Mycobacterium abscessus complex infection can be acquired in the community or in hospital settings. In community settings, water supply systems have been postulated to be a source of human infections [26]. In-hospital settings, disinfectant failure, contamination of medical devices and water, and indirect transmission between patients are considered to be sources of infections [27]. In Korea, Mycobacterium abscessus outbreaks occurred in association with acupuncture or other medical procedures [28].
Limitations
This study identified essential characteristics of NTM SSTI disease in southern Taiwan and elucidated the risk factors responsible for treatment failure. However, several limitations of our study should be noted. First, the incidence of NTM SSTI may have been underestimated in this retrospective study. However, because of modern laboratory techniques and increased tendency of physicians to order mycobacterial culture testing, we may have detected a spuriously increased incidence of NTM compared to previous reports. Second, no phylogenetic analysis was performed to determine the genomic relatedness between the NTM strains. Future studies should elucidate this further. Third, routine antimicrobial susceptibilities were not performed, and therefore, the empirical treatment is dependent on previous susceptibility studies in Taiwan, which may result in treatment failure due to resistance. However, only a limited choice of anti-NTM drugs is available, and most patients used multiple drugs in combination. Treatment failure associated with Mycobacterium abscessus may be explained by its high rate of resistance to available drugs.
Conclusions
Treatment delays exceeding two months and Mycobacterium abscessus complex infection are associated with increased rates of treatment failure among patients with NTM infections of skin, soft tissue, or musculoskeletal system. The introduction of new, immunosuppressive agents in various patient groups facilitated the increased occurrence of NTM infections. This increase may become more evident with the increased demand for cosmetic surgery.
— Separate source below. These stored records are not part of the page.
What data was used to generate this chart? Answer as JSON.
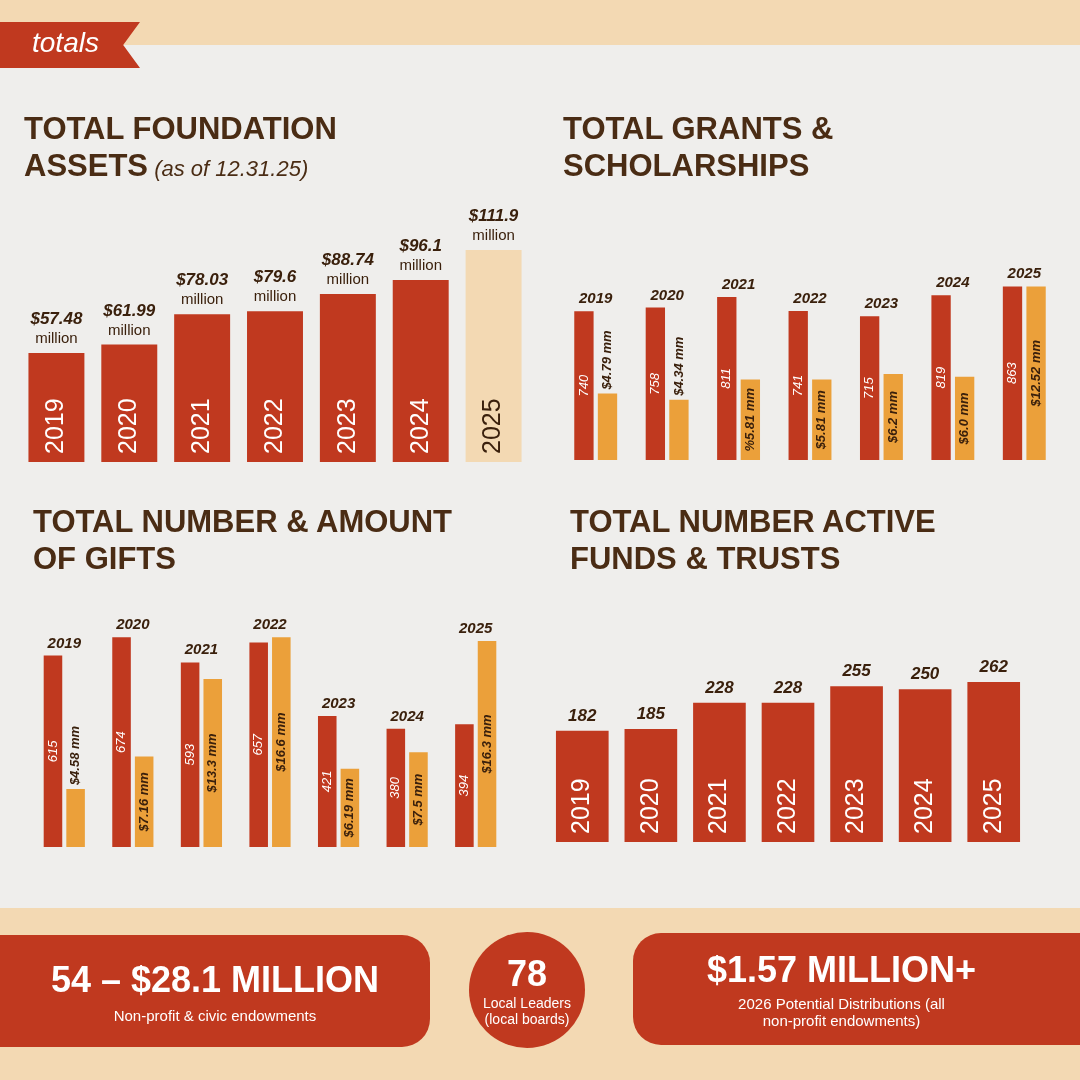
{
  "chart_data": [
    {
      "type": "bar",
      "title": "TOTAL FOUNDATION ASSETS",
      "subtitle": "(as of 12.31.25)",
      "categories": [
        "2019",
        "2020",
        "2021",
        "2022",
        "2023",
        "2024",
        "2025"
      ],
      "values": [
        57.48,
        61.99,
        78.03,
        79.6,
        88.74,
        96.1,
        111.9
      ],
      "colors": [
        "#c0391f",
        "#c0391f",
        "#c0391f",
        "#c0391f",
        "#c0391f",
        "#c0391f",
        "#f3d9b3"
      ],
      "value_labels": [
        "$57.48 million",
        "$61.99 million",
        "$78.03 million",
        "$79.6 million",
        "$88.74 million",
        "$96.1 million",
        "$111.9 million"
      ]
    },
    {
      "type": "bar",
      "title": "TOTAL GRANTS & SCHOLARSHIPS",
      "categories": [
        "2019",
        "2020",
        "2021",
        "2022",
        "2023",
        "2024",
        "2025"
      ],
      "series": [
        {
          "color": "#c0391f",
          "values": [
            740,
            758,
            811,
            741,
            715,
            819,
            863
          ],
          "value_labels": [
            "740",
            "758",
            "811",
            "741",
            "715",
            "819",
            "863"
          ]
        },
        {
          "color": "#eba03a",
          "axis": "y2",
          "values": [
            4.79,
            4.34,
            5.81,
            5.81,
            6.2,
            6.0,
            12.52
          ],
          "value_labels": [
            "$4.79 mm",
            "$4.34 mm",
            "%5.81 mm",
            "$5.81 mm",
            "$6.2 mm",
            "$6.0 mm",
            "$12.52 mm"
          ]
        }
      ]
    },
    {
      "type": "bar",
      "title": "TOTAL NUMBER & AMOUNT OF GIFTS",
      "categories": [
        "2019",
        "2020",
        "2021",
        "2022",
        "2023",
        "2024",
        "2025"
      ],
      "series": [
        {
          "color": "#c0391f",
          "values": [
            615,
            674,
            593,
            657,
            421,
            380,
            394
          ],
          "value_labels": [
            "615",
            "674",
            "593",
            "657",
            "421",
            "380",
            "394"
          ]
        },
        {
          "color": "#eba03a",
          "axis": "y2",
          "values": [
            4.58,
            7.16,
            13.3,
            16.6,
            6.19,
            7.5,
            16.3
          ],
          "value_labels": [
            "$4.58 mm",
            "$7.16 mm",
            "$13.3 mm",
            "$16.6 mm",
            "$6.19 mm",
            "$7.5 mm",
            "$16.3 mm"
          ]
        }
      ]
    },
    {
      "type": "bar",
      "title": "TOTAL NUMBER ACTIVE FUNDS & TRUSTS",
      "categories": [
        "2019",
        "2020",
        "2021",
        "2022",
        "2023",
        "2024",
        "2025"
      ],
      "values": [
        182,
        185,
        228,
        228,
        255,
        250,
        262
      ],
      "color": "#c0391f",
      "data_labels": true
    },
    {
      "type": "other",
      "title": "totals",
      "annotations": [
        "54 – $28.1 MILLION",
        "Non-profit & civic endowments",
        "78",
        "Local Leaders (local boards)",
        "$1.57 MILLION+",
        "2026 Potential Distributions (all non-profit endowments)"
      ]
    }
  ]
}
Further research should focus on the improvement of NTM-susceptibility testing and on the validation of single- and multiple-drug treatment regimens using defined clinical end points. In addition, prospective trials comparing different regimens of antimicrobial agents are needed to optimize treatment. We suggest that patients at high risk for NTM infections factors should be eligible to receive appropriate antibiotic treatment and prompt surgical intervention, whenever necessary.
Footnotes
Author Disclosure Statement
None of the authors has a financial interest in any of the products, devices, or drugs mentioned in this article.